Thursday, October 2, 2014

Second Daughter by Susan Kaye Quinn


Title: Second Daughter
Author: Susan Kaye Quinn
Publisher: Susan Kaye Quinn
Rating: WORTHY!


DISCLOSURE: Unlike the majority of reviews in this blog, I've neither bought this book nor borrowed it from the library. This is a "galley" copy ebook, supplied by Net Galley. I'm not receiving (nor will I expect to receive or accept) remuneration for this review. The chance to read a new novel is reward aplenty!

This is the sequel to Third Daughter which I reviewed positively today. I have to say I was a bit surprised, since I'd had the impression (wrongly, it seems!) that each of the three novels in the trilogy would be told from the perspective of the particular daughter to which the title referred, but it does not seem to be that way since this novel opens not with Seledri, the second daughter to the queen, and her adventures, but with Aniri (the third daughter) focused on her imminent wedding to Prince Malik. Indeed, the second daughter plays very little part in the story although she's the trigger for some major events.

This novel takes off from pretty much where the previous one ended, and is told from Aniri's PoV (again, not first person thankfully!). At the end of the previous novel it looked like there was a second sky ship out there which could still threaten Dharia, Aniri's homeland. In addition to that, Seledri has long been married to a Samiran lord, and living in that nation. If the two countries go to war, then her life - or at least her welfare - may be at risk.

With regard to the proposed wedding, I have a hard time believing that in Victorian times, there was a 'wedding rehearsal dinner'. Yes, they had a wedding rehearsal if they were wealthy enough, but this was a very private thing, quite literally to rehearse the wedding itself. The author here has created her own world, and she can do whatever she wants, but this rehearsal with a huge number of people in attendance struck a really false note for me.
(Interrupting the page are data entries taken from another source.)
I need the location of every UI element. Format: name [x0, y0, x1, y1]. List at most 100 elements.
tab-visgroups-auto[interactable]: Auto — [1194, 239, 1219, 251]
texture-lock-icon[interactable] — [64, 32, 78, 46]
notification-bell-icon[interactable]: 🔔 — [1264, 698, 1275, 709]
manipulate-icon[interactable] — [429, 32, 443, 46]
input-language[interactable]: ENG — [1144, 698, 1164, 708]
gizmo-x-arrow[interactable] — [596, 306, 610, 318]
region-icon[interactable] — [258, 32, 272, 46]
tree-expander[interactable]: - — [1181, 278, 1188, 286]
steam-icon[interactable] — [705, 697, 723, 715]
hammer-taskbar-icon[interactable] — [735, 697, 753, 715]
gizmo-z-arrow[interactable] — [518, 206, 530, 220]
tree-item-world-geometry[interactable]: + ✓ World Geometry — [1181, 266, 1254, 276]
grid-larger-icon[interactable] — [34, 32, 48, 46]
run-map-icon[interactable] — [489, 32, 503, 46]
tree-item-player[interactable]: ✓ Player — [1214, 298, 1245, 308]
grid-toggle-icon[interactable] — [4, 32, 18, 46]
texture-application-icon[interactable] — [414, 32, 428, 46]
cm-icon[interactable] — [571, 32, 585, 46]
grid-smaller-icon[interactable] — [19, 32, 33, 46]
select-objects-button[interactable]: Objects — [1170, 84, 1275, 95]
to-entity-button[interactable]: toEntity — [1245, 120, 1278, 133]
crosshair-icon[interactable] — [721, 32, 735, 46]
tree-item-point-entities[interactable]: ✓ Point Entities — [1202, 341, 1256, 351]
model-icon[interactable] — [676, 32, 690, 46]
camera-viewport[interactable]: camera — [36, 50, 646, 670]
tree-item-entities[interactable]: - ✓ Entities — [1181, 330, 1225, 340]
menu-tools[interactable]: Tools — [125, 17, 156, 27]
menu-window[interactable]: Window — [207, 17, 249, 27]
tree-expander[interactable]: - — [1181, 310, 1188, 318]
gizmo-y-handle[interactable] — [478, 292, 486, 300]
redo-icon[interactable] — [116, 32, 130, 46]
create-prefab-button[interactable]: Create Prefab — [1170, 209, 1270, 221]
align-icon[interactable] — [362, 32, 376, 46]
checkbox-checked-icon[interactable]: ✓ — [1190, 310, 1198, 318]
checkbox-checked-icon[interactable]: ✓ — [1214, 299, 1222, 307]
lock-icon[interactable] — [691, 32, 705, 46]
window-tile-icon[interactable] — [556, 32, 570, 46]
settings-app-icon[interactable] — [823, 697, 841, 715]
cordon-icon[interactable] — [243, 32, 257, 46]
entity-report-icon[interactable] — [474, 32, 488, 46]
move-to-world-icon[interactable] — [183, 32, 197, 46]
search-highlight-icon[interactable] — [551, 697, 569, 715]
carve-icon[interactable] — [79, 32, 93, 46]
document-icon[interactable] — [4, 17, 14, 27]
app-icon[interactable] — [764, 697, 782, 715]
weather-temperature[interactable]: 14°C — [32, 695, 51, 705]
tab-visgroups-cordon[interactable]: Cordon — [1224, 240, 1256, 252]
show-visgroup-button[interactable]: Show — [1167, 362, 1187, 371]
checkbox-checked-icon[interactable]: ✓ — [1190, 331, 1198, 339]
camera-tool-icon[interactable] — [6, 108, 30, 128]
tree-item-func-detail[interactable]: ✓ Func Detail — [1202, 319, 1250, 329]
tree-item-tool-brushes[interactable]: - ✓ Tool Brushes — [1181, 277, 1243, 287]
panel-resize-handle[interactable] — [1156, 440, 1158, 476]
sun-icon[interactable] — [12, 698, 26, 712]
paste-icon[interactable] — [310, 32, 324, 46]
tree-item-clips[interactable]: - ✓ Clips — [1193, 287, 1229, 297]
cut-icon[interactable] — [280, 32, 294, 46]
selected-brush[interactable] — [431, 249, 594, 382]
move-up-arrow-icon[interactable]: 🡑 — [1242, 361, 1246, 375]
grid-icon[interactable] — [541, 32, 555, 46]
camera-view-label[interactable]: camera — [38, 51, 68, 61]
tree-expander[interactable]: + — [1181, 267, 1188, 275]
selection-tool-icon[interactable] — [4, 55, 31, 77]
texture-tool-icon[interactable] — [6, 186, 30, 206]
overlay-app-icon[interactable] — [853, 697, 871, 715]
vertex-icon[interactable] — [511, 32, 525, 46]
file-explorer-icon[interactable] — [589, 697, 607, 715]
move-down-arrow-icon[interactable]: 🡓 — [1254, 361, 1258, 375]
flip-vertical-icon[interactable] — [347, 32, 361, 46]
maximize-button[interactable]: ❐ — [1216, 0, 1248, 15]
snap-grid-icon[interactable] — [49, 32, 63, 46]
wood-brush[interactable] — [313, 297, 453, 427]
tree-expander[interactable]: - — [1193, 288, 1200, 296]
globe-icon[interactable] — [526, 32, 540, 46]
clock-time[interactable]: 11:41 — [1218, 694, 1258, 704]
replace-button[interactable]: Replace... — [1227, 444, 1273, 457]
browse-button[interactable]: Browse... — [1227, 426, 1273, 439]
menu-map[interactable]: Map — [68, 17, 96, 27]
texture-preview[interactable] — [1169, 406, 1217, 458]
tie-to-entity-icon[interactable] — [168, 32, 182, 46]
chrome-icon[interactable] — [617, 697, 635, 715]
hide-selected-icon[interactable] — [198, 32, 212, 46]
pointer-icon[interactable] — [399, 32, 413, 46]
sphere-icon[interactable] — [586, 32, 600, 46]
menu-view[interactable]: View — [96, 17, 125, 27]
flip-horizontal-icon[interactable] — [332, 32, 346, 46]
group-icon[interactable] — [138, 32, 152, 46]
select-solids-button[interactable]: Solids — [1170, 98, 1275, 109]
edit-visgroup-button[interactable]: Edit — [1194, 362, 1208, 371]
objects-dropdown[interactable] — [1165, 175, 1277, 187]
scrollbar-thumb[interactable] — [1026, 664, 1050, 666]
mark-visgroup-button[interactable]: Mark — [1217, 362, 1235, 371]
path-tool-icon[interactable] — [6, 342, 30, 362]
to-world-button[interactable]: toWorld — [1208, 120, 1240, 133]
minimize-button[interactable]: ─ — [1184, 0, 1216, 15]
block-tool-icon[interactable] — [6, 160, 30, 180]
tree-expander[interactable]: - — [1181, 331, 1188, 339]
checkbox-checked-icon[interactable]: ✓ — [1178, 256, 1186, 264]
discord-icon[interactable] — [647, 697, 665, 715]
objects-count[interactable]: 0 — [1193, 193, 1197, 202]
Of course, if she had not written this, then it would have been impossible to interrupt it with the dramatic news of an attempt on the life of Aniri's sister, the second sister of the title, Seledri.

This is where the novel (and the series) took a downturn for me. I was already soured with all the frivolous pomp of the 'wedding rehearsal', but to have Aniri take a big step backwards in her development, and to be dithering and fretting and panicking, and then to decide to postpone the wedding (scheduled for the very next day), and thereby failing to cement the alliance with Jungali, for no reason other than to hie herself to Samir to find out what happened to her sister was just plain stupid! It was foolish in the extreme and not at all in line with what we had learned to expect from Aniri in the previous volume, so for me it was a really poor start to this novel.

Aniri was taken prisoner and her life threatened by the Samir ambassador, and now she's going to voluntarily put herself at the mercy of these people, traveling pretty much alone into the heart of the enemy territory and give them a second hostage? This behavior is moronic. Clearly it was only done to elevate the drama between herself and Malik, but it was done badly, falsely, and amateurishly, and this wasn’t to be the first time. Things seemed to go determinedly downhill with one farcical daytime TV melodrama after another cropping up.

About half-way through this I was getting ready to ditch it and down-rate it, but it turned itself around somewhat - at least sufficiently fro me not to be able to rate it badly! I have to say I was disappointed in it. Aniri was nowhere near as good as she was in the first one, and the novel quite literally went around in circles ending-up at pretty much the same point as it began. It definitely had MTV (Mid-Trilogy Vexation) syndrome.

That said, there were sufficient good parts, particularly when Aniri gets her head out of her gaand and starts trying to make good on her deficits, that I felt I could uprate it in the hope that the third volume would be truly a worthy read like the first volume was.